What is already known:

  • Tornado research includes a variety of forecasting challenges, including estimating the real-time tornado intensity and identifying strong tornadoes with weak radar rotation signatures.
  • Minimal previous research has been conducted on the interaction between complex terrain and tornadic circulations.
  • Model simulations have shown that small changes in topography height impact the strength, structure, and path of a tornado.
  • NEXRAD radar algorithms focusing on tornado detection (e.g., tornadic debris signature (TDS) and tornadic vortex signature (TVS)) provide additional warning decision support for NWS forecasters.
  • Additional low level scans (SAILS) help mitigate temporal data gaps, but abrupt changes in terrain height and tornado intensity may still be missed.

What this study adds:

  • Correlations among terrain, surface damage, and tornado intensity variables are explored for eight tornadoes from the southeast United States.
  • This study discusses the relationship between range and beam height from NEXRAD radar systems and notes important differences in measuring tornado-level winds versus mesocyclone-level winds when compared to surface damage.
  • Low-level rotational intensity and terrain show little correlation using NEXRAD velocity data, but observations in this study can be compared to future studies using more rapidly updating types of radar scans.

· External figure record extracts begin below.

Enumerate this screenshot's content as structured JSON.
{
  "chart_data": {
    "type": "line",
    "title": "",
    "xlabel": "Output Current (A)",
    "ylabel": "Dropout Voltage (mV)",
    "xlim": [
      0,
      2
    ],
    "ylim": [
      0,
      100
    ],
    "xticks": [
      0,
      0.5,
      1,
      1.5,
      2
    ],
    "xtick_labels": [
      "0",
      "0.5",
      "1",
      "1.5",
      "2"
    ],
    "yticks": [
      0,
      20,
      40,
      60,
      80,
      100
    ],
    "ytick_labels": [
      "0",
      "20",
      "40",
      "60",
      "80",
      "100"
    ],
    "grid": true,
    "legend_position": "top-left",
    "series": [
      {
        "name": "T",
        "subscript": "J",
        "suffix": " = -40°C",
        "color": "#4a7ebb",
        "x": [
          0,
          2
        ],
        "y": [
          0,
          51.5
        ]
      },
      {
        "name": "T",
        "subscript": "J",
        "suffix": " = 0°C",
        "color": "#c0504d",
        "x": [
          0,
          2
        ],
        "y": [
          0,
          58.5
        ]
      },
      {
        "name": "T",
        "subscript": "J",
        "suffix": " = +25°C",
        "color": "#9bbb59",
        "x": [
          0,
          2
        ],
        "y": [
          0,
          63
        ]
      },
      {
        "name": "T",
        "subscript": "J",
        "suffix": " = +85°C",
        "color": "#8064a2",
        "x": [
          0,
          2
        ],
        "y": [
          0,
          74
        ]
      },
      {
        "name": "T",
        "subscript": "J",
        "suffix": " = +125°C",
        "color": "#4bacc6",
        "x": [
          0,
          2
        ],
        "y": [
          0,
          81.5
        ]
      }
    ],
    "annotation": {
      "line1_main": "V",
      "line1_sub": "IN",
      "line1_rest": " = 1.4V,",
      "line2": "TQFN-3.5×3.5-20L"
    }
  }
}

With minimal past research, the impacts of terrain on tornadic-scale circulations remain unclear. This study utilizes data from individual NEXRAD radars, Multi-Radar Multi-Sensor (MRMS) products, damage surveys, and geological surveys to investigate relationships among tornado intensity, surface damage, and terrain height. Eight tornadoes, combined into six cases, from 2-3 March 2020 and 12-13 April 2020 are examined. Correlations are calculated for each case between six variables: rotational intensity (ΔV), maximum EF-scale rating, maximum MRMS Rotation Track value, damage width, velocity couplet width, and terrain height. Data for each variable are recorded at the 0.5° elevation scan time steps from the NEXRAD radars. Four of the six cases utilized additional low-level scans (SAILS) on the 0.5° tilt, but time gaps between updates limit available velocity data. The importance in distinguishing between tornado-level and mesocyclone-level winds in radar velocities based on range and beam height is discussed. Strong correlation coefficients are evident in higher-rated tornadoes between intensity variables, such as maximum EF rating and ΔV. Calculations with terrain indicate some moderate correlation with intensity variables and all weak correlations with damage variables. The moderate terrain correlations consist of only cases in which the radar scanned mesocyclone-level winds, so tornado-level winds examined by radar show only weak correlations with terrain.